Dans Notes on a Scandal, Zoë Heller présente un roman raconté par Barbara Covett, un professeur d’histoire de Saint-Georges, une école polyvalente dans le nord de Londres. Lorsque Bethsheba Hart se joint au personnel en tant que professeur de poterie, Barbara se rend compte que d’une personne particulière peut simplement entré dans sa vie.

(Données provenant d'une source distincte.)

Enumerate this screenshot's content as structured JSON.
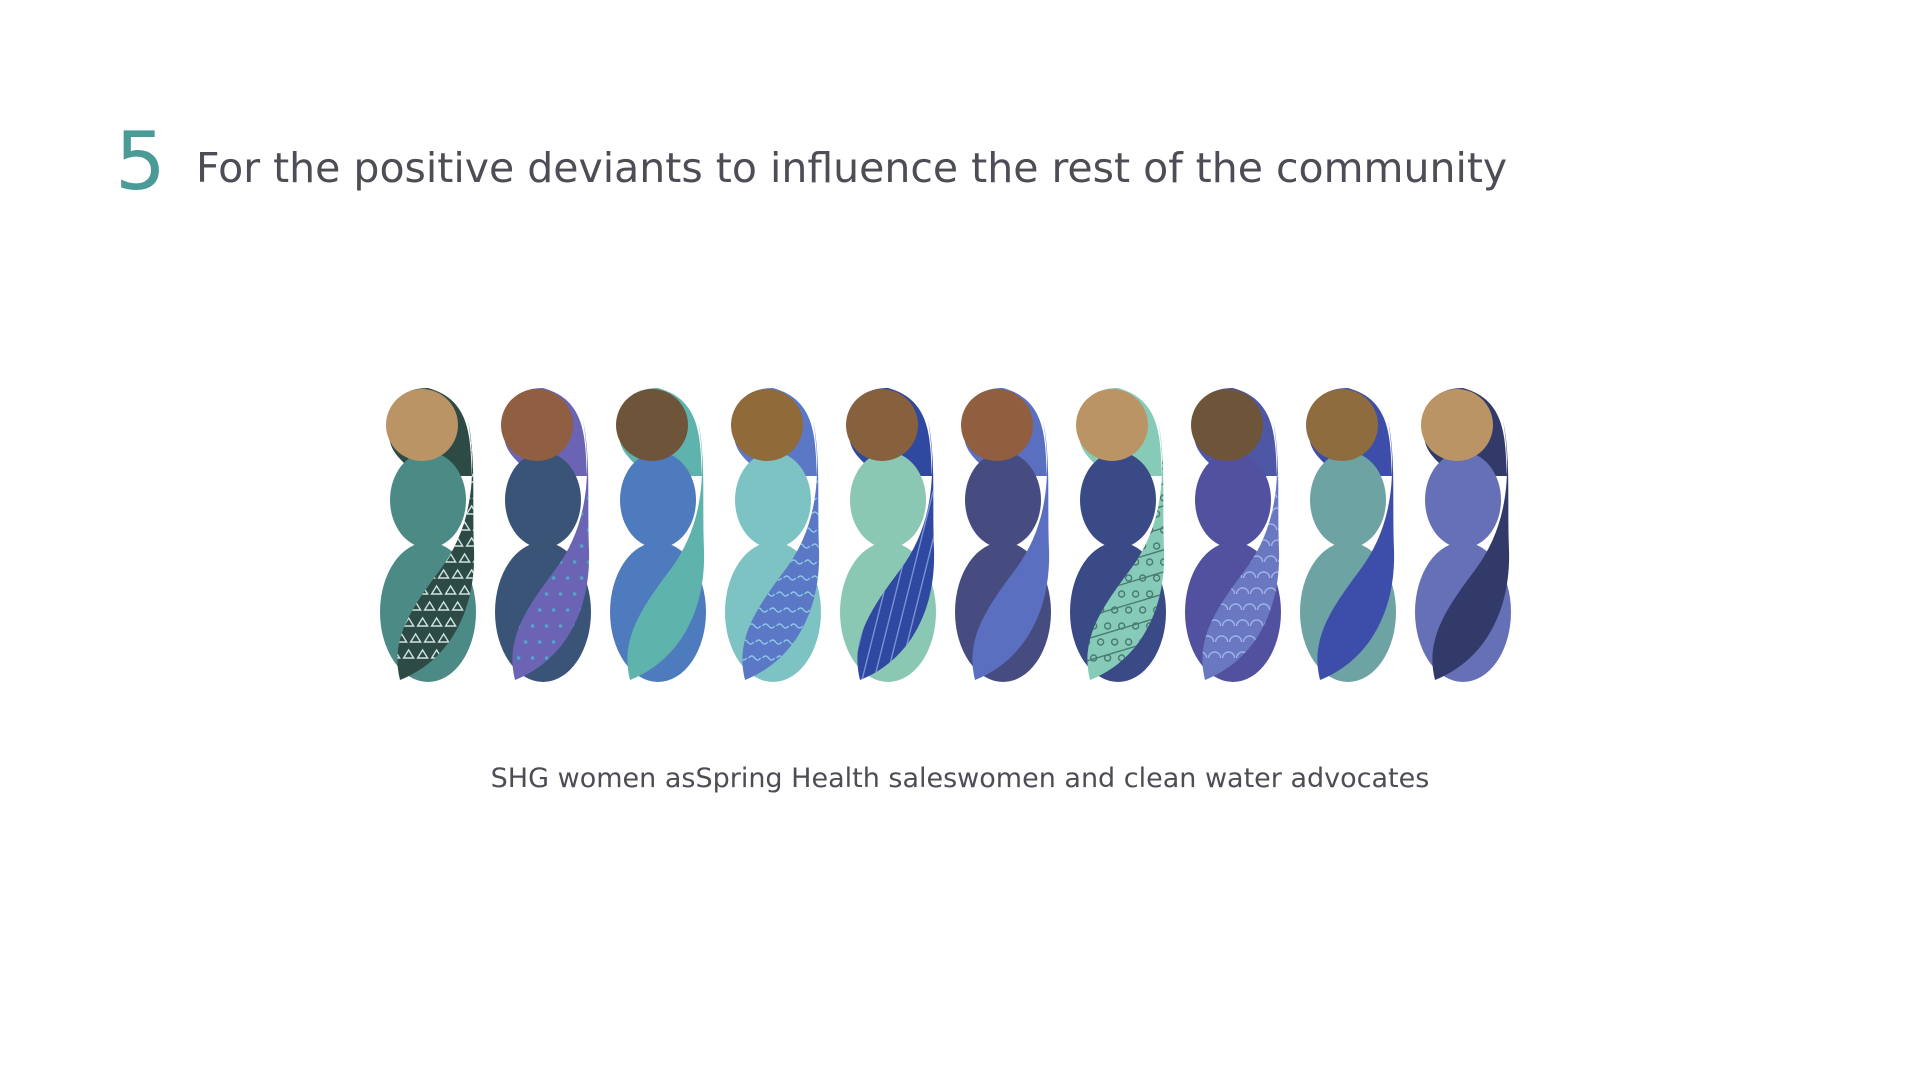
{
  "slide": {
    "number": "5",
    "title": "For the positive deviants to influence the rest of the community",
    "caption": "SHG women asSpring Health saleswomen and clean water advocates"
  },
  "figures": [
    {
      "name": "woman-figure-1",
      "scarf": "#2e4a45",
      "body": "#4c8a85",
      "face": "#bb9466",
      "wrap": "#2e4a45",
      "pattern": "triangles",
      "patternColor": "#cfe3e0"
    },
    {
      "name": "woman-figure-2",
      "scarf": "#6b64b5",
      "body": "#3a5478",
      "face": "#905e40",
      "wrap": "#6b64b5",
      "pattern": "dots",
      "patternColor": "#4fa6c9"
    },
    {
      "name": "woman-figure-3",
      "scarf": "#5fb3ad",
      "body": "#4e7bbd",
      "face": "#6e5438",
      "wrap": "#5fb3ad",
      "pattern": "flowers",
      "patternColor": "#d8efe9"
    },
    {
      "name": "woman-figure-4",
      "scarf": "#5a78c6",
      "body": "#7ec3c4",
      "face": "#916a3a",
      "wrap": "#5a78c6",
      "pattern": "waves",
      "patternColor": "#8cc7e4"
    },
    {
      "name": "woman-figure-5",
      "scarf": "#2f48a0",
      "body": "#8ac8b4",
      "face": "#87613e",
      "wrap": "#2f48a0",
      "pattern": "lines",
      "patternColor": "#7a93d6"
    },
    {
      "name": "woman-figure-6",
      "scarf": "#5a6fc0",
      "body": "#474c80",
      "face": "#925e40",
      "wrap": "#5a6fc0",
      "pattern": "leaves-flowers",
      "patternColor": "#9fd2ec"
    },
    {
      "name": "woman-figure-7",
      "scarf": "#86cbb7",
      "body": "#394a86",
      "face": "#bb9466",
      "wrap": "#86cbb7",
      "pattern": "stripes-circles",
      "patternColor": "#4b7a70"
    },
    {
      "name": "woman-figure-8",
      "scarf": "#4d57a6",
      "body": "#5151a0",
      "face": "#6e5438",
      "wrap": "#6a78c2",
      "pattern": "scales",
      "patternColor": "#9fb2e6"
    },
    {
      "name": "woman-figure-9",
      "scarf": "#3c4eaa",
      "body": "#6ea3a3",
      "face": "#8e6c3e",
      "wrap": "#3c4eaa",
      "pattern": "spirals",
      "patternColor": "#8fa6e6"
    },
    {
      "name": "woman-figure-10",
      "scarf": "#323a6a",
      "body": "#6670b6",
      "face": "#bb9466",
      "wrap": "#323a6a",
      "pattern": "leaves",
      "patternColor": "#6fbfc0"
    }
  ]
}
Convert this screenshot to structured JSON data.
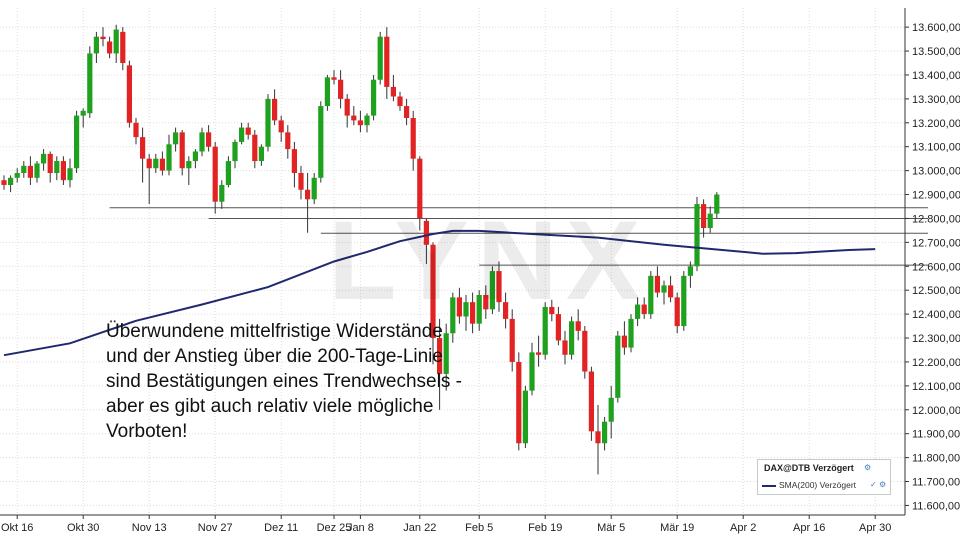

Saba semble être beaucoup plus que Barbara est pas. Elle est plus jeune, attrayante, apparemment libre-pensée, marié, a des enfants et est de classe irrémédiablement milieu. Ce qu’elle n’est pas, malheureusement, est un enseignant expérimenté, ayant formé seulement après apportant deux enfants dans l’adolescence. Elle va ainsi trouver la vie à St. George est plutôt difficile.
Pour des raisons connues d’elle-même, les soixante-ish, auto-évalué « mal fagotée » Barbara décide de tenir un journal. Saba chiffres dans ses pages et finit de les dominer. C’est un passe-temps hors de caractère, peut-être, puisque Barbara semble avoir peu de mépris pour ses collègues, et survit le rôle de son éducateur en gardant constamment ses élèves à bout de bras. Peut-être c’est ce que Barbara a fait avec tous les aspects de sa vie, il méprise et il boudé en un. Étrange, alors, que Saba, son caractère, ses actions, même ses mots viennent à dominer les pensées de Barbara.
Comme beaucoup qui répondent à cette nouvelle enseignante, Barbara devient apparemment épris de cet élégant, l’esprit apparemment libre. Et aussi, nous apprenons, ne l’une de ses élèves, un garçon de quinze ans, appelé Etienne.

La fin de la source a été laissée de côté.